Parabéns aos trabalhadores celesquianos, parabéns ao povo de Santa Catarina, que tem visto a nossa solidariedade a este movimento de vocês.
O meu pronunciamento de hoje, srs. deputados e quem nos acompanha, não poderia ser outro. Ontem, a America Latina, o povo pobre da América Latina, perdeu o seu comandante, o bolivariano Hugo Chávez Frias. Aqui no Brasil faz um par de anos, ou uns pares de anos, que a classe econômica e politicamente dominante, assim como a grande imprensa, que também é classe economicamente dominante, tem sido incisiva no objetivo mordais de satanizar Hugo Chávez. Assim como fazem há décadas contra Fidel Castro.
Por isso, a grande massa do povo, pulverizada na frente da telinha, tem uma ideia torta sobre quem foi e quem é Hugo Chávez, mas existe, felizmente, um grande número de militantes que conhece e reconhece a importância de Hugo Chávez para o povo da Venezuela e para o povo de toda a América Latina.

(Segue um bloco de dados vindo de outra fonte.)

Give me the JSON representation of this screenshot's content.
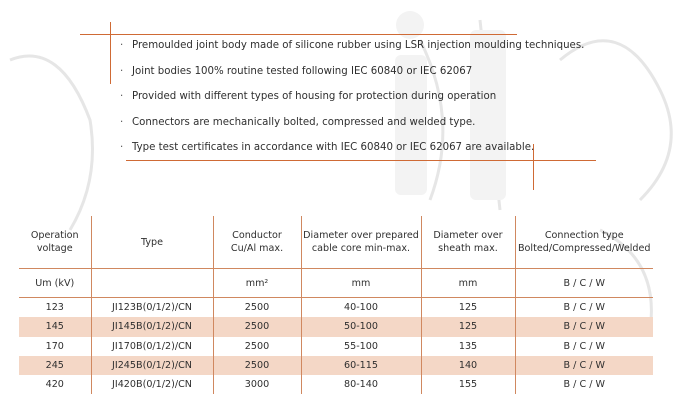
{
  "bullets": [
    "Premoulded joint body made of silicone rubber using LSR injection moulding techniques.",
    "Joint bodies 100% routine tested following IEC 60840 or IEC 62067",
    "Provided with different types of housing for protection during operation",
    "Connectors are mechanically bolted, compressed and welded type.",
    "Type test certificates in accordance with IEC 60840 or IEC 62067 are available."
  ],
  "bullet_glyph": "·",
  "table": {
    "headers": [
      [
        "Operation",
        "voltage"
      ],
      [
        "Type"
      ],
      [
        "Conductor",
        "Cu/Al max."
      ],
      [
        "Diameter over prepared",
        "cable core min-max."
      ],
      [
        "Diameter over",
        "sheath max."
      ],
      [
        "Connection type",
        "Bolted/Compressed/Welded"
      ]
    ],
    "units": [
      "Um (kV)",
      "",
      "mm²",
      "mm",
      "mm",
      "B / C / W"
    ],
    "rows": [
      [
        "123",
        "JI123B(0/1/2)/CN",
        "2500",
        "40-100",
        "125",
        "B / C / W"
      ],
      [
        "145",
        "JI145B(0/1/2)/CN",
        "2500",
        "50-100",
        "125",
        "B / C / W"
      ],
      [
        "170",
        "JI170B(0/1/2)/CN",
        "2500",
        "55-100",
        "135",
        "B / C / W"
      ],
      [
        "245",
        "JI245B(0/1/2)/CN",
        "2500",
        "60-115",
        "140",
        "B / C / W"
      ],
      [
        "420",
        "JI420B(0/1/2)/CN",
        "3000",
        "80-140",
        "155",
        "B / C / W"
      ]
    ],
    "shaded_rows": [
      1,
      3
    ]
  },
  "colors": {
    "accent": "#cf6a35",
    "row_shade": "#f4d7c6",
    "text": "#2f2f2f"
  }
}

Faz 15 anos, desde 1998, portanto, que Hugo Chávez foi eleito pela primeira vez - pela primeira vez, eu disse, eleito. Fala-se em falta de democracia na Venezuela sob o comando político de Hugo Chávez, mas em nenhum país do mundo houve tantas eleições quanto na Venezuela, nos últimos 15 anos - eleições, referendos, plebiscitos. Sempre o povo foi chamado a tomar as decisões mais importantes para o país.
Hugo Chávez ganhou quase todos esses processos. Perdeu, infelizmente, o mais importante, o referendo para aprovar uma nova Constituição que transformaria efetivamente de forma profunda as estruturas econômicas e políticas da Venezuela. Apesar da importância disso, Chávez e o processo bolivariano perderam aquele referendo, porque os velhos políticos ainda incrustados na estrutura política da Venezuela, inclusive, no próprio partido do presidente, não aceitaram entregar o poder para o povo.

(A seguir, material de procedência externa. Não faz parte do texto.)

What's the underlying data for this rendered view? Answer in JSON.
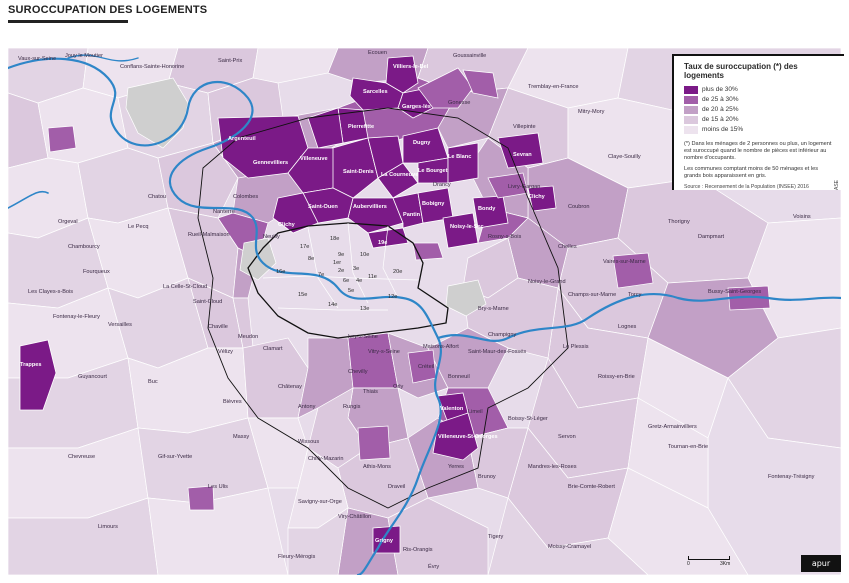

Entregar efetivamente o poder para o povo, para que os conselhos populares fosse um poder decisivo da sociedade venezuelana. Por isso, Chávez perdeu aquele referendo. Apenas aquele! E repito, em nenhuma sociedade do mundo houve mais eleição do que na Venezuela, nos últimos 15 anos. A assessoria está passando algumas imagens que mostram alguns momentos importantes, inclusive, os últimos momentos, a tristeza, a comoção do povo da Venezuela, que sabe da importância dramática da perda que tiveram ou que tivemos no dia de ontem.

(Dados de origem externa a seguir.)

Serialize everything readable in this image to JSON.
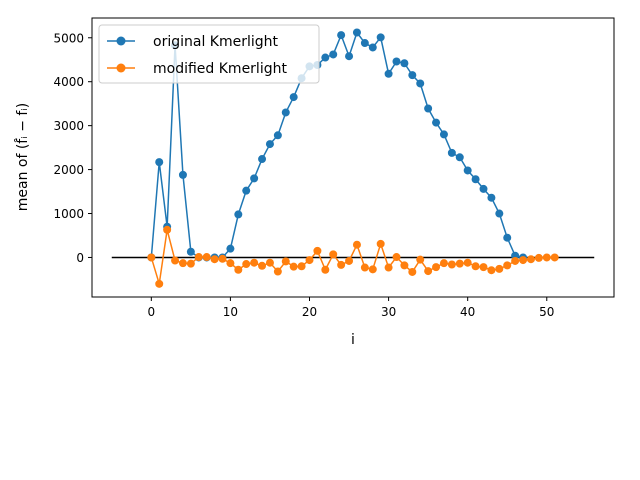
{
  "chart_data": {
    "type": "line",
    "xlabel": "i",
    "ylabel": "mean of (f̂ᵢ − fᵢ)",
    "xlim": [
      -7.5,
      58.5
    ],
    "ylim": [
      -900,
      5450
    ],
    "xticks": [
      0,
      10,
      20,
      30,
      40,
      50
    ],
    "yticks": [
      0,
      1000,
      2000,
      3000,
      4000,
      5000
    ],
    "grid": false,
    "legend_position": "top-left",
    "reference_line": {
      "x_start": -5,
      "x_end": 56,
      "y": 0,
      "color": "#000000"
    },
    "series": [
      {
        "name": "original Kmerlight",
        "color": "#1f77b4",
        "x": [
          0,
          1,
          2,
          3,
          4,
          5,
          6,
          7,
          8,
          9,
          10,
          11,
          12,
          13,
          14,
          15,
          16,
          17,
          18,
          19,
          20,
          21,
          22,
          23,
          24,
          25,
          26,
          27,
          28,
          29,
          30,
          31,
          32,
          33,
          34,
          35,
          36,
          37,
          38,
          39,
          40,
          41,
          42,
          43,
          44,
          45,
          46,
          47
        ],
        "values": [
          0,
          2170,
          700,
          4830,
          1880,
          130,
          0,
          0,
          0,
          0,
          200,
          980,
          1520,
          1800,
          2240,
          2580,
          2780,
          3300,
          3650,
          4080,
          4350,
          4380,
          4550,
          4620,
          5060,
          4580,
          5120,
          4880,
          4780,
          5010,
          4180,
          4460,
          4420,
          4150,
          3960,
          3390,
          3070,
          2800,
          2380,
          2280,
          1980,
          1780,
          1560,
          1360,
          1000,
          450,
          40,
          0
        ]
      },
      {
        "name": "modified Kmerlight",
        "color": "#ff7f0e",
        "x": [
          0,
          1,
          2,
          3,
          4,
          5,
          6,
          7,
          8,
          9,
          10,
          11,
          12,
          13,
          14,
          15,
          16,
          17,
          18,
          19,
          20,
          21,
          22,
          23,
          24,
          25,
          26,
          27,
          28,
          29,
          30,
          31,
          32,
          33,
          34,
          35,
          36,
          37,
          38,
          39,
          40,
          41,
          42,
          43,
          44,
          45,
          46,
          47,
          48,
          49,
          50,
          51
        ],
        "values": [
          0,
          -600,
          630,
          -70,
          -130,
          -140,
          10,
          10,
          -40,
          -30,
          -130,
          -280,
          -150,
          -120,
          -190,
          -120,
          -320,
          -90,
          -210,
          -200,
          -60,
          150,
          -280,
          70,
          -170,
          -80,
          290,
          -230,
          -270,
          310,
          -230,
          10,
          -180,
          -330,
          -50,
          -310,
          -220,
          -130,
          -160,
          -140,
          -120,
          -200,
          -220,
          -290,
          -260,
          -180,
          -80,
          -60,
          -40,
          -10,
          0,
          0
        ]
      }
    ]
  }
}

Fala-se de Hugo Chávez, que era ditador, mas em poucas sociedades do mundo houve tantos debates políticos na Venezuela dos últimos 15 anos. Em nenhuma sociedade latino-americana o debate foi mais intenso e feito por uma quantidade tão grande de pessoas. A própria oposição venezuelana radical, ofensiva, golpista, e não é só uma força de expressão, deram um golpe em 1992 e tiveram que correr, porque o povo teve que correr para Hugo Chávez, ou devolver Hugo Chávez ao poder, em abril de 2002.
Uma pergunta cabe: a democracia é o que existe por aqui, onde a própria Oposição é cada vez menor e mais silenciosa? Ou é o debate intenso e rico Venezuela? Por aqui, quando falo, refiro-me ao país imenso chamado Brasil, quase partido único.
Dizem que Hugo Chávez fez populismo, ganhou os pobres para o lado dele com o dinheiro do petróleo, mas não se perguntam que o petróleo já existia muito antes de Hugo Chávez e que os governos anteriores de direita exploravam esse petróleo que servia para enriquecer alguns magnatas e servia também para a luxúria de uma casta de burocratas ou de tecnocratas que orbitava em torno da Pedeveza - empresa de petróleo da Venezuela.
Chávez reabriu as porteiras da América Latina para o levante dos povos, fez-se presente no imaginário popular de vários países do continente que elegeram governos não alinhados com a política pró-imperialista, que alguns chamavam ou ainda chamam erroneamente de neoliberalismo. A partir de Chávez outros povos do mundo se levantaram.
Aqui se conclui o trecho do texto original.